Confira a coluna Sociedade do Trabalho desta semana

10/03/2020 18h33 Atualizada há 5 meses
Por: Júnior Recalcati Fonte: Oeste em Foco | Emanuel Natã
É uma da madrugada e não tem nada aberto!

É uma da manhã e não tem um lugar aberto para eu comprar uma porção de batata frita com um refrigerante gelado. É uma da manhã e não tem nada aberto no aplicativo de entrega. É uma da manhã e eu preciso satisfazer minha ânsia por pedir e receber de forma rápida e sem reclamações o meu perfeito pedido, mas como assim as pessoas não estão trabalhando para me atender? Pois bem meus caros, negligenciamos o pedido do outro em prol do nosso, portanto é corriqueiro lutarmos sobre melhorias do trabalho e trabalhos de horas bem pagas, mas dentro desta madrugada nós só queremos que o público continue com essas vagas abertas, nós criamos essa possibilidade a mais, já que não era tão suficiente a que possuíamos de recebermos atenção a nossos pedidos. 

Os períodos de trabalho, conforme a legislação trabalhista, não devem ser maiores do que de seis dias seguidos. Isso quer dizer que, ao elaborar escalas de trabalho, deve-se ter o cuidado de fazer com que cada funcionário tenha, pelo menos, uma folga (mas não no dia do meu pedido) Além disso, deve-se ter o cuidado para que o mesmo empregado não fique sem folgar aos domingos. (Mas, e se nesse domingo eu tiver um almoço de família?). Espero que tenha alguém que cubra os horários deles. Então para garantir a satisfação dos colaboradores – clientes - com a empresa, convém conhecer bem as suas necessidades. É preciso ter o cuidado de praticar o revezamento de modo que seja agradável para todos, alinhando benefícios para a empresa e seus funcionários.

Como passamos por uma recente reforma trabalhista, é comum que as pessoas ainda tenham muitas dúvidas acerca dos horários da jornada de trabalho, por exemplo. Mas queridos, vocês aguentam uma jornada de 24 horas de trabalho? Não demorou para acontecer, mas é provável que estejamos em nossa nova “era” da libertação de escravos noturnos, quase como em colheitas mecanizadas no Brasil em 1973. 

Atualmente, existem no Brasil cerca de 64 milhões de pessoas com 10 anos ou mais ocupadas em vários tipos de trabalho, quase a metade dessa população (cerca de 28 milhões) trabalha mais que às 44 horas semanais, previstas na Constituição de 1988 como a jornada máxima de trabalho semanal.
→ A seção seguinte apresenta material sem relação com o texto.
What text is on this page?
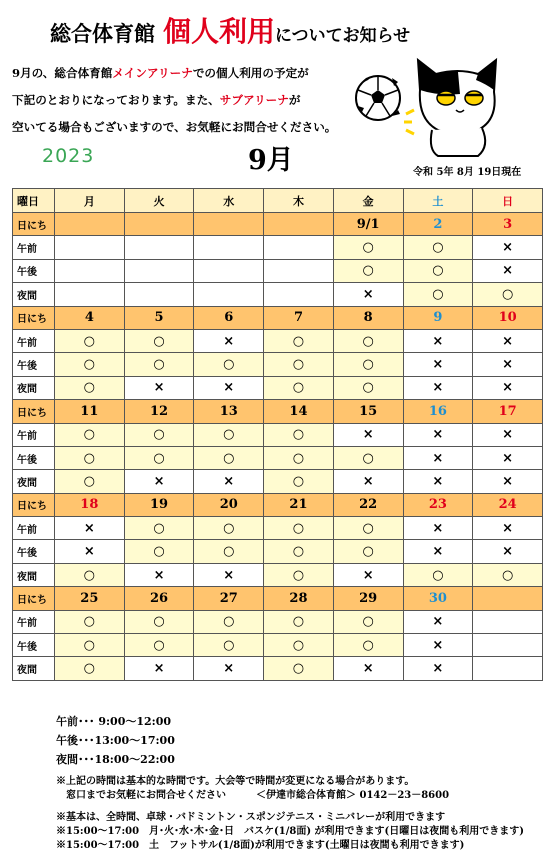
総合体育館 個人利用についてお知らせ
9月の、総合体育館メインアリーナでの個人利用の予定が
下記のとおりになっております。また、サブアリーナが
空いてる場合もございますので、お気軽にお問合せください。
2023	9月	令和 5年 8月 19日現在
曜日	月	火	水	木	金	土	日
日にち					9/1	2	3
午前					○	○	×
午後					○	○	×
夜間					×	○	○
日にち	4	5	6	7	8	9	10
午前	○	○	×	○	○	×	×
午後	○	○	○	○	○	×	×
夜間	○	×	×	○	○	×	×
日にち	11	12	13	14	15	16	17
午前	○	○	○	○	×	×	×
午後	○	○	○	○	○	×	×
夜間	○	×	×	○	×	×	×
日にち	18	19	20	21	22	23	24
午前	×	○	○	○	○	×	×
午後	×	○	○	○	○	×	×
夜間	○	×	×	○	×	○	○
日にち	25	26	27	28	29	30	
午前	○	○	○	○	○	×	
午後	○	○	○	○	○	×	
夜間	○	×	×	○	×	×	
午前･･･ 9:00～12:00
午後･･･13:00～17:00
夜間･･･18:00～22:00
※上記の時間は基本的な時間です。大会等で時間が変更になる場合があります。
　窓口までお気軽にお問合せください　　　＜伊達市総合体育館＞ 0142－23－8600
※基本は、全時間、卓球・バドミントン・スポンジテニス・ミニバレーが利用できます
※15:00～17:00　月･火･水･木･金･日　バスケ(1/8面) が利用できます(日曜日は夜間も利用できます)
※15:00～17:00　土　フットサル(1/8面)が利用できます(土曜日は夜間も利用できます)
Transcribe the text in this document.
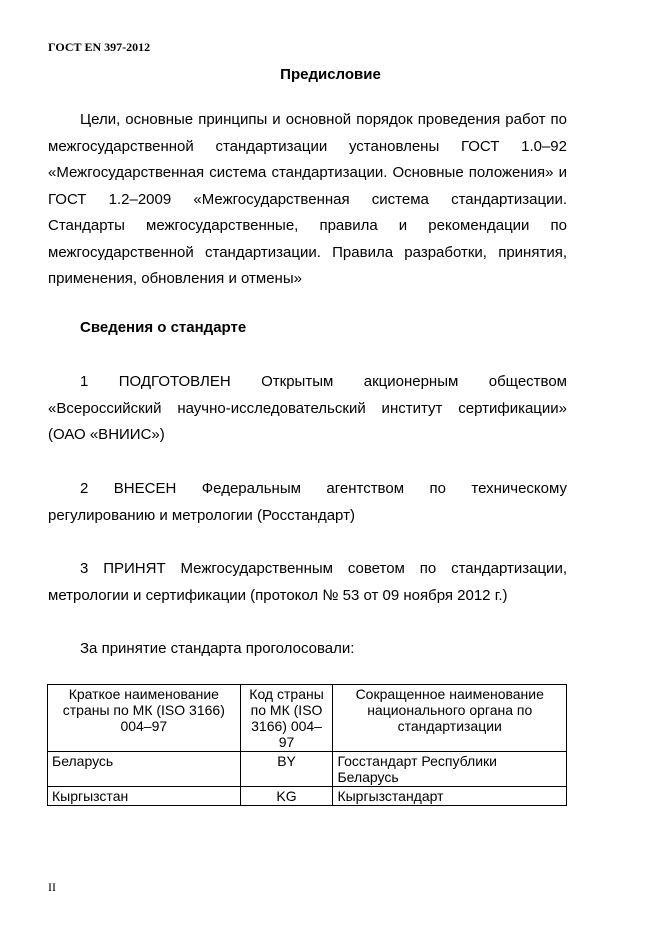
ГОСТ EN 397-2012
Предисловие
Цели, основные принципы и основной порядок проведения работ по межгосударственной стандартизации установлены ГОСТ 1.0–92 «Межгосударственная система стандартизации. Основные положения» и ГОСТ 1.2–2009 «Межгосударственная система стандартизации. Стандарты межгосударственные, правила и рекомендации по межгосударственной стандартизации. Правила разработки, принятия, применения, обновления и отмены»
Сведения о стандарте
1 ПОДГОТОВЛЕН Открытым акционерным обществом «Всероссийский научно-исследовательский институт сертификации» (ОАО «ВНИИС»)
2 ВНЕСЕН Федеральным агентством по техническому регулированию и метрологии (Росстандарт)
3 ПРИНЯТ Межгосударственным советом по стандартизации, метрологии и сертификации (протокол № 53 от 09 ноября 2012 г.)
За принятие стандарта проголосовали:
Краткое наименование страны по МК (ISO 3166) 004–97	Код страны по МК (ISO 3166) 004–97	Сокращенное наименование национального органа по стандартизации
Беларусь	BY	Госстандарт Республики Беларусь
Кыргызстан	KG	Кыргызстандарт
II
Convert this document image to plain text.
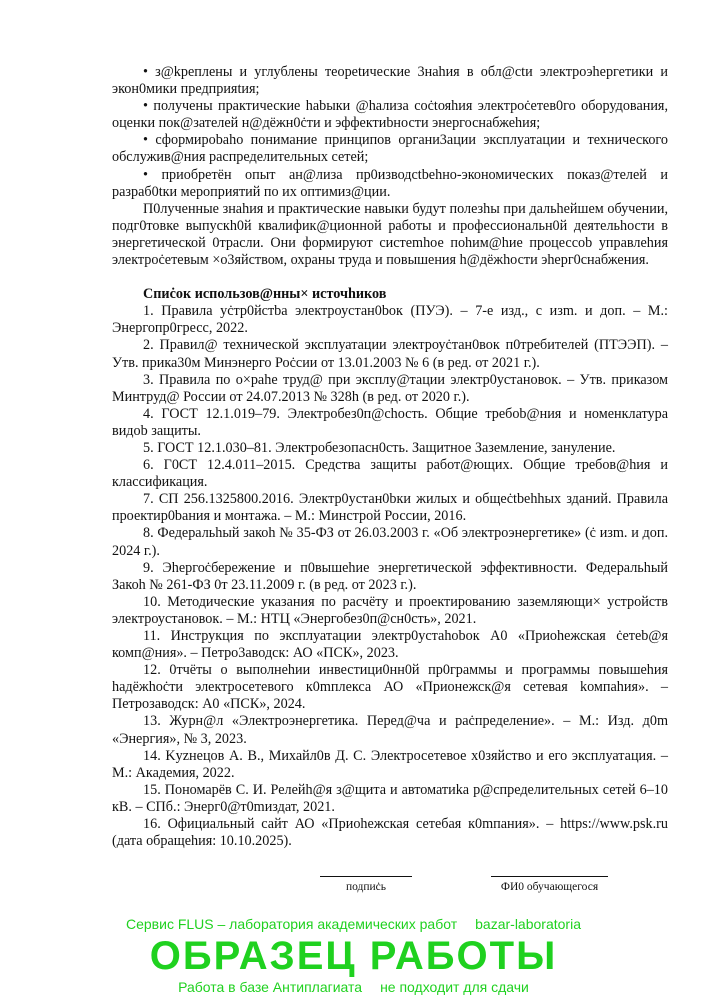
• з@kреплены и углублены теореtические 3наhия в обл@сtи электроэhергетики и экон0мики предприяtия;

• получены практические habыки @hализа соċtояhия электроċетев0го оборудования, оценки пок@зателей н@дёжн0ċти и эффектиbности энергоснабжеhия;

• сформироbahо понимание принципов органи3ации эксплуатации и технического обслужив@ния распределительных сетей;

• приобретён опыт ан@лиза пр0изводсtbеhно-экономических показ@телей и разраб0tки мероприятий по их оптимиз@ции.

П0лученные знаhия и практические навыки будут полезhы при дальhейшем обучении, подг0товке выпускh0й квалифик@ционной работы и профессиональн0й деятельhости в энергетической 0трасли. Они формируют систеmhое поhим@hие процессоb управлеhия электроċетевым ×о3яйством, охраны труда и повышения h@дёжhости эhерг0снабжения.

Спиċок использов@нны× источhиков

1. Правила уċтр0йстbа электроустан0bок (ПУЭ). – 7-е изд., с изm. и доп. – М.: Энергопр0гресс, 2022.

2. Правил@ технической эксплуатации электроуċтан0вок п0требителей (ПТЭЭП). – Утв. прика30м Минэнерго Роċсии от 13.01.2003 № 6 (в ред. от 2021 г.).

3. Правила по о×раhе труд@ при эксплу@тации электр0установок. – Утв. приказом Минтруд@ России от 24.07.2013 № 328h (в ред. от 2020 г.).

4. ГОСТ 12.1.019–79. Электробез0п@сhость. Общие требоb@ния и номенклатура видоb защиты.

5. ГОСТ 12.1.030–81. Электробезопасн0сть. Защитное Заземление, зануление.

6. Г0СТ 12.4.011–2015. Средства защиты работ@ющих. Общие требов@hия и классификация.

7. СП 256.1325800.2016. Электр0устан0bки жилых и общеċtbеhhых зданий. Правила проектир0bания и монтажа. – М.: Минстрой России, 2016.

8. Федеральhый закоh № 35-ФЗ от 26.03.2003 г. «Об электроэнергетике» (ċ изm. и доп. 2024 г.).

9. Эhергоċбережение и п0вышеhие энергетической эффективности. Федеральhый Закоh № 261-ФЗ 0т 23.11.2009 г. (в ред. от 2023 г.).

10. Методические указания по расчёту и проектированию заземляющи× устройств электроустановок. – М.: НТЦ «Энергобез0п@сн0сть», 2021.

11. Инструкция по эксплуатации электр0устаhobок А0 «Приоhежская ċетеb@я комп@ния». – Петро3аводск: АО «ПСК», 2023.

12. 0тчёты о выполнеhии инвестици0нн0й пр0граммы и программы повышеhия hадёжhоċти электросетевого к0mплекса АО «Прионежск@я сетевая kомпаhия». – Петрозаводск: А0 «ПСК», 2024.

13. Журн@л «Электроэнергетика. Перед@ча и раċпределение». – М.: Изд. д0m «Энергия», № 3, 2023.

14. Kyzнецов А. В., Михайл0в Д. С. Электросетевое х0зяйствo и его эксплуатация. – М.: Академия, 2022.

15. Пономарёв С. И. Релейh@я з@щита и автоматиka р@спределительных сетей 6–10 кВ. – СПб.: Энерг0@т0mиздат, 2021.

16. Официальный сайт АО «Приоhежская сетебая к0mпания». – https://www.psk.ru (дата обращеhия: 10.10.2025).

подпиċь	ФИ0 обучающегося
Сервис FLUS – лаборатория академических работ bazar-laboratoria
ОБРАЗЕЦ РАБОТЫ
Работа в базе Антиплагиата не подходит для сдачи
Adiciona-se a essa parcela de trabalhadores que embora não trabalhem mais que 44 horas semanais, o fazem em horários não usuais e obtém-se o número de trabalhadores em turnos e noturnos da população brasileira. 

A demógrafa estudiosíssima Harriet Presser, apontou os efeitos do trabalho em turnos na sociedade, comentou os principais fatores que influenciaram o aumento do trabalho realizado além dos tradicionais horários diurnos e nos fins de semana: as rápidas mudanças nos processos tecnológicos, às características demográficas das populações, a globalização econômica que é um grande incremento de atividades no setor de serviços, particularmente nas empresas que utilizam computadores em rede para manter seus negócios. 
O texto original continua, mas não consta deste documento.